I sette contro Naro

Nel 467 a.C., in occasione delle Grandi Dionisie, feste in onore di Dioniso, Eschilo, il primo tragediografo greco di cui ci siano pervenute opere complete, rappresentò ad Atene la tragedia de “I sette contro Tebe” (Ἑπτὰ ἐπὶ Θήβας). Oggi, a distanza di 2.489 anni, per un pubblico più saggio e dai gusti delicati, ripresento questo antico gioiello della letteratura greca in veste moderna e aggiornata. Dunque:

da un’idea di Eschilo

I sette contro Naro

Tragedia in mezza pagina

Naro città di sudici,

Naro città di pazzi,

di matti senza scrupoli

son pieni già i palazzi;

Naro ch’è detta sordida,

zozza com’ogni feccia,

di schifo sei ‘na treccia,

peggio degli Zulù!

In un tempo molto antico, sette ragazzi, disprezzando le donne dei loro paesi, decisero di attaccare la città di Naro, per rapire le belle Naresi. Si diceva, infatti, che di tutta la Sicilia le più belle ragazze fossero a Naro: che bizzarre leggende eran quelle…

Ciascuno dei sette ragazzi proveniva da una delle sette città attorno a Naro: Campobello, Castrofilippo, Delia, Camastra, Canicattì, Grotte e Racalmuto. La notizia che questi sette prodi stavano arrivando cominciò a circolare e tutti i Naresi fremevano di paura; qualcuno disse che, sentendo la notizia, pure San Calò sbiancò.

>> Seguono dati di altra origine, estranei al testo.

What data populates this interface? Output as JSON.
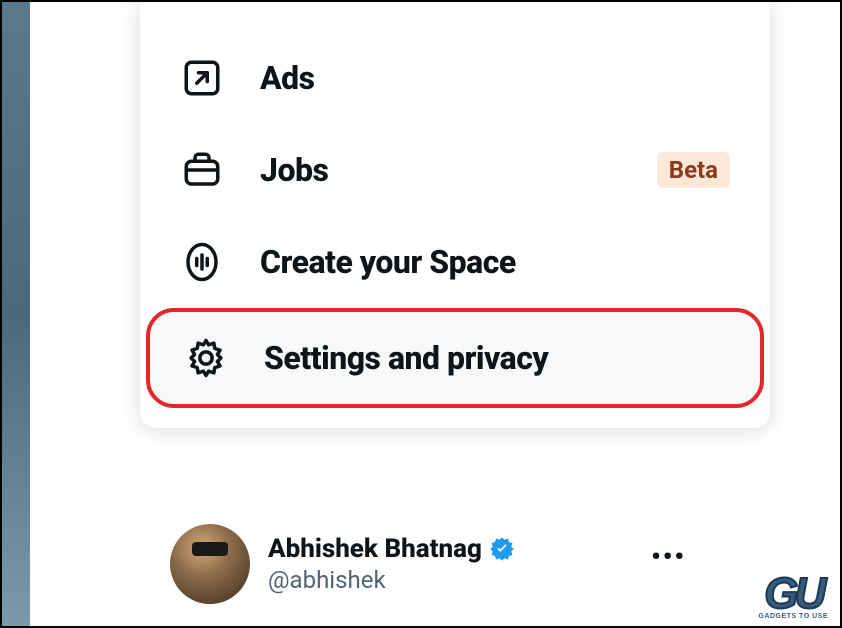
{
  "menu": {
    "items": [
      {
        "label": "Ads",
        "icon": "arrow-up-right-box"
      },
      {
        "label": "Jobs",
        "icon": "briefcase",
        "badge": "Beta"
      },
      {
        "label": "Create your Space",
        "icon": "mic-space"
      },
      {
        "label": "Settings and privacy",
        "icon": "gear",
        "highlighted": true
      }
    ]
  },
  "profile": {
    "name": "Abhishek Bhatnag",
    "handle": "@abhishek",
    "verified": true
  },
  "watermark": {
    "logo": "GU",
    "text": "GADGETS TO USE"
  }
}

Gli uomini corsero a prendere le armi mentre le donne della città andarono a fare la guardia sopra le mura: dall’alto delle imponenti torri, aspettavano di scorgere le luccicanti armature dei sette ragazzi. All’improvviso, una delle donne, tale Maranna dei Rossani, vedendo qualcosa muoversi all’orizzonte, esclamò: “Putenza di lu gibbiuni! Arrivano!”

Che strilli, che urli per quelle vie! Che gran paura e che panico suscitò l’arrivo dei prodi giovani. Chi avrebbe mai detto che una tale sciagura sarebbe piombata sull’inerme Naro!

Il re della città, Francesco III detto “il Vasapollo” (perché ghiotto di polli allo spiedo), venne subito informato dell’arrivo della comitiva di giovani, che nel frattempo si era accampata in una casa di campagna. Ma il re, che tanta fame aveva di polli, non si muoveva dal trono e continuava, come solo gli sciocchi sanno fare, a rimandare il problema.

I sette ragazzi decidevano nel frattempo la tattica: ognuno avrebbe attaccato una delle sette porte della città, cosicché la vittoria fosse più rapida. Questo piano piacque e questo fu scelto: celebrarono poi il giuramento solenne.

Venne il giorno decisivo: gli scudi dei giovani luccicavano al primo sole. I rossi cimieri sventolavano, incutendo paura a chiunque li guardasse. Gli animali dei pascoli erano fuggiti e le volpi non ridevano più come loro solito. Gli animi andavano riscaldandosi. Uno squillo di tromba echeggiò per la valle del fiume Naro: la battaglia cominciò.

Spade, fischi, pugni, pigne, zuffe, tonfi, corri, scappa, schegge, strappi, gridi, strilli, strazi e nel giro di mezza giornata la battaglia terminò. Un messaggero annunciò l’esito: “Il Re è morto, e la città è morta con lui!”

I sette ragazzi riuscirono ad entrare in Naro, ma rimasero sbalorditi nel vedere quello che vi trovarono. Le tante storie che parlavano della bellezza delle Naresi erano in realtà… tutte finte. Queste Naresi erano baffute, col naso grosso, le gambe setolose e soprattutto con un aspetto terribilmente mascolino: praticamente erano identiche alle donne che avevano disprezzato nei loro paesi. I sette ragazzi, esterrefatti e schifati, distrussero la città il giorno stesso.

Da questa antica storia nacque quel proverbio che recita “Jammu pi futtiri e fummu futtuti” che si usa proprio nelle occasioni in cui non ci si aspetta che l’intera situazione si ribalti contro chi la fa.

Non c’è da stupirsi, dunque, se l’origine di un simile detto sia stata trovata nell’ambigua condotta di certi Naresi, che, volendosi fingere chissà che, non fecero altro che portare alla rovina la loro città. Sarebbe stato più facile dire sin da subito la verità, negare l’esistenza di certe bellezze, rivelarsi per quello che si era, e la città non sarebbe stata attaccata, sconfitta e poi distrutta.

Che triste sorte quella di Naro! Ma ancora più triste quella di chi ci casca!